The role of metabolic reprogramming in tubular epithelial cells during the progression of acute kidney injury.

机构信息

Medicial Research Center, The First Affiliated Hospital of Zhengzhou University, Zhengzhou, 450052, China.

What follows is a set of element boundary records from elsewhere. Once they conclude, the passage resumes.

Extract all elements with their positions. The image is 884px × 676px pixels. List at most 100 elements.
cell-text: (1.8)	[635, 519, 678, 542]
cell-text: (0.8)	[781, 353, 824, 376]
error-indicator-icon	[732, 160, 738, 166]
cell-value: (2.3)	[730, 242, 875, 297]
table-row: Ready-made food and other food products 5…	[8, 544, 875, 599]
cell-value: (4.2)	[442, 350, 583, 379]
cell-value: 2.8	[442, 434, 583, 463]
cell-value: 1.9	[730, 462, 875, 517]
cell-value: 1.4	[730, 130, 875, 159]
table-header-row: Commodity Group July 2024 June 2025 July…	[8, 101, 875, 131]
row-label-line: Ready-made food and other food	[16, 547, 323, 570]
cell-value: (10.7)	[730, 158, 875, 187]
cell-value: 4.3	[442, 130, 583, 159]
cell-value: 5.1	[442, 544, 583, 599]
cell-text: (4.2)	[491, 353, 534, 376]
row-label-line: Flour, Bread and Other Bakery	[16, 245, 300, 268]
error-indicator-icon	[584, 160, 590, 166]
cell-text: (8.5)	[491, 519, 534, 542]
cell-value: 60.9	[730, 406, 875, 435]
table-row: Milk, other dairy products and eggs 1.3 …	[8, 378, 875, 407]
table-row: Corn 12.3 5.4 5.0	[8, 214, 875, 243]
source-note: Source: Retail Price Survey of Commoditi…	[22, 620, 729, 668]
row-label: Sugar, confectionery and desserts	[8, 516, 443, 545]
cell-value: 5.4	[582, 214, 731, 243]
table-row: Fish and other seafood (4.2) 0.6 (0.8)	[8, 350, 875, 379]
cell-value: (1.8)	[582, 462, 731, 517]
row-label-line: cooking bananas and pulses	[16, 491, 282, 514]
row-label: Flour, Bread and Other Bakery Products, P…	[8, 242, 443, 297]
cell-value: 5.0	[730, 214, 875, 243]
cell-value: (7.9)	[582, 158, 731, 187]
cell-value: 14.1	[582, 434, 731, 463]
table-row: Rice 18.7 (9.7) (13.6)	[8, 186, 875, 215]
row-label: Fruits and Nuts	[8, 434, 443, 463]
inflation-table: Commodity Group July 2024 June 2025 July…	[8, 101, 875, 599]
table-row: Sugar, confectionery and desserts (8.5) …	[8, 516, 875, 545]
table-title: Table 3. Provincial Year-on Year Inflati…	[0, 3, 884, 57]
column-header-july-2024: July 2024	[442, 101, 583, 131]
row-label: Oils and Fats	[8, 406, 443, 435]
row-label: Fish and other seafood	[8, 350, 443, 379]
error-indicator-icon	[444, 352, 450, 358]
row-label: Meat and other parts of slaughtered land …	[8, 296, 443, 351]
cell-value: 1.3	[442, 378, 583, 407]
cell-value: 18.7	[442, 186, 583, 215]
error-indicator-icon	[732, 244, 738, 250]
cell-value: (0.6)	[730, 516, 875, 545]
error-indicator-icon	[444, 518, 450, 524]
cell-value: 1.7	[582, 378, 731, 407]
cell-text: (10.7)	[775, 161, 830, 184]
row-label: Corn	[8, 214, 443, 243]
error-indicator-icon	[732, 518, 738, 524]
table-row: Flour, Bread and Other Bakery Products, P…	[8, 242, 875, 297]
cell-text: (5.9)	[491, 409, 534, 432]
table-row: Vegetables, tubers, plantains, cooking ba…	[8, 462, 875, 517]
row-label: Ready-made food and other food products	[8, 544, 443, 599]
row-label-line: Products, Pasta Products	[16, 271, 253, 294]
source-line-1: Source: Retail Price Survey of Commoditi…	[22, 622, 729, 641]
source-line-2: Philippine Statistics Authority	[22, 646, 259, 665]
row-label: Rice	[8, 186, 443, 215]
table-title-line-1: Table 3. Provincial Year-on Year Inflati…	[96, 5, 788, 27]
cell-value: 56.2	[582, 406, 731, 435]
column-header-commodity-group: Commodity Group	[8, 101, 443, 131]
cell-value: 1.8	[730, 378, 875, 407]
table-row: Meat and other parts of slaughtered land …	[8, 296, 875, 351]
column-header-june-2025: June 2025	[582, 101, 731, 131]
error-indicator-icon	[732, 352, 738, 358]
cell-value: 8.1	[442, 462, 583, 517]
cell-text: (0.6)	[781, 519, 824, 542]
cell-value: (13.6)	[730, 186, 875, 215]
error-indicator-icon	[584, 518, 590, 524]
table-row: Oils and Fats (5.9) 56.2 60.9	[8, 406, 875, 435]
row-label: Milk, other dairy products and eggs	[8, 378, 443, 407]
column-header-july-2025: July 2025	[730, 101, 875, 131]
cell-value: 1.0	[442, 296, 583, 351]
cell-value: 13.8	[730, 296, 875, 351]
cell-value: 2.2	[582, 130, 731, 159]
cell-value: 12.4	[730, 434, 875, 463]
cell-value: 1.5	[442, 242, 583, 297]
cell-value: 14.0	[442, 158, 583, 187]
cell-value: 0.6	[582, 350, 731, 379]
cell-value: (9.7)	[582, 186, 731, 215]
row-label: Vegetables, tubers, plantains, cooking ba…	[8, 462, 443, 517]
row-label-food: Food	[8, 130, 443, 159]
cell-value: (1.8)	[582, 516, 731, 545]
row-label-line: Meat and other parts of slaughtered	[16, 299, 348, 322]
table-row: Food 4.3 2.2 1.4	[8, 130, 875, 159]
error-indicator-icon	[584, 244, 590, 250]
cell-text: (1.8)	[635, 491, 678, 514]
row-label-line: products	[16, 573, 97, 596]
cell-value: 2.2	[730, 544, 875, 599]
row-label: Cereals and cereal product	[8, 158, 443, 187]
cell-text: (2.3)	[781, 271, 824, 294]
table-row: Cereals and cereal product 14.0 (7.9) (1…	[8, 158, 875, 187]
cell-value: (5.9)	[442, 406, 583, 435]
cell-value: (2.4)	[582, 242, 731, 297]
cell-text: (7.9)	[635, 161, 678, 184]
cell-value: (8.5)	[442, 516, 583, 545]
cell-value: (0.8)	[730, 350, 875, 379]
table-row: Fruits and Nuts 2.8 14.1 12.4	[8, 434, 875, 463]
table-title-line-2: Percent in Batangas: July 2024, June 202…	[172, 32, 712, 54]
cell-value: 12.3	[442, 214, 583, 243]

Emergency Department, The First Affiliated Hospital of Zhengzhou University, Zhengzhou, 450052, China.

出版信息

Cell Mol Life Sci. 2021 Aug;78(15):5731-5741. doi: 10.1007/s00018-021-03892-w. Epub 2021 Jun 29.

Abstract

Acute kidney injury (AKI) is one of the most common clinical syndromes. AKI is associated with significant morbidity and subsequent chronic kidney disease (CKD) development. Thus, it is urgent to develop a strategy to hinder AKI progression. Renal tubules are responsible for the reabsorption and secretion of various solutes and the damage to this part of the nephron is a key mediator of AKI. As we know, many common renal insults primarily target the highly metabolically active proximal tubular cells (PTCs). PTCs are the most energy-demanding cells in the kidney. The ATP that they use is mostly produced in their mitochondria by fatty acid β-oxidation (FAO). But, when PTCs face various biological stresses, FAO will shut down for a time that outlives injury. Recent studies have suggested that surviving PTCs can adapt to FAO disruption by increasing glycolysis when facing metabolic constraints, although PTCs do not perform glycolysis in a normal physiological state. Enhanced glycolysis in a short period compensates for impaired energy production and exerts partial renal-protective effects, but its long-term effect on renal function and AKI progression is not promising. Deranged FAO and enhanced glycolysis may contribute to the AKI to CKD transition through different molecular biological mechanisms. In this review, we concentrate on the recent pathological findings of AKI with regards to the metabolic reprogramming in PTCs, confirming that targeting metabolic reprogramming represents a potentially effective therapeutic strategy for the progression of AKI.

摘要

急性肾损伤(AKI)是最常见的临床综合征之一。AKI 与显著的发病率和随后的慢性肾脏病(CKD)发展有关。因此,迫切需要制定一种策略来阻止 AKI 的进展。肾小管负责各种溶质的重吸收和分泌,而肾单位这部分的损伤是 AKI 的关键介导因素。众所周知,许多常见的肾损伤主要针对高度代谢活跃的近端肾小管细胞(PTCs)。PTCs 是肾脏中能量需求最高的细胞。它们使用的 ATP 主要由脂肪酸β氧化(FAO)在其线粒体中产生。但是,当 PTCs 面临各种生物应激时,FAO 会暂时关闭,而这种关闭会持续到损伤发生之后。最近的研究表明,当面临代谢限制时,存活的 PTCs 可以通过增加糖酵解来适应 FAO 中断,尽管 PTCs 在正常生理状态下不进行糖酵解。在短时间内增强糖酵解可以弥补能量产生的受损,并发挥部分肾脏保护作用,但它对肾功能和 AKI 进展的长期影响并不乐观。FAO 紊乱和糖酵解增强可能通过不同的分子生物学机制导致 AKI 向 CKD 转变。在这篇综述中,我们集中讨论了 AKI 中 PTCs 代谢重编程的最新病理发现,证实靶向代谢重编程代表了 AKI 进展的一种潜在有效治疗策略。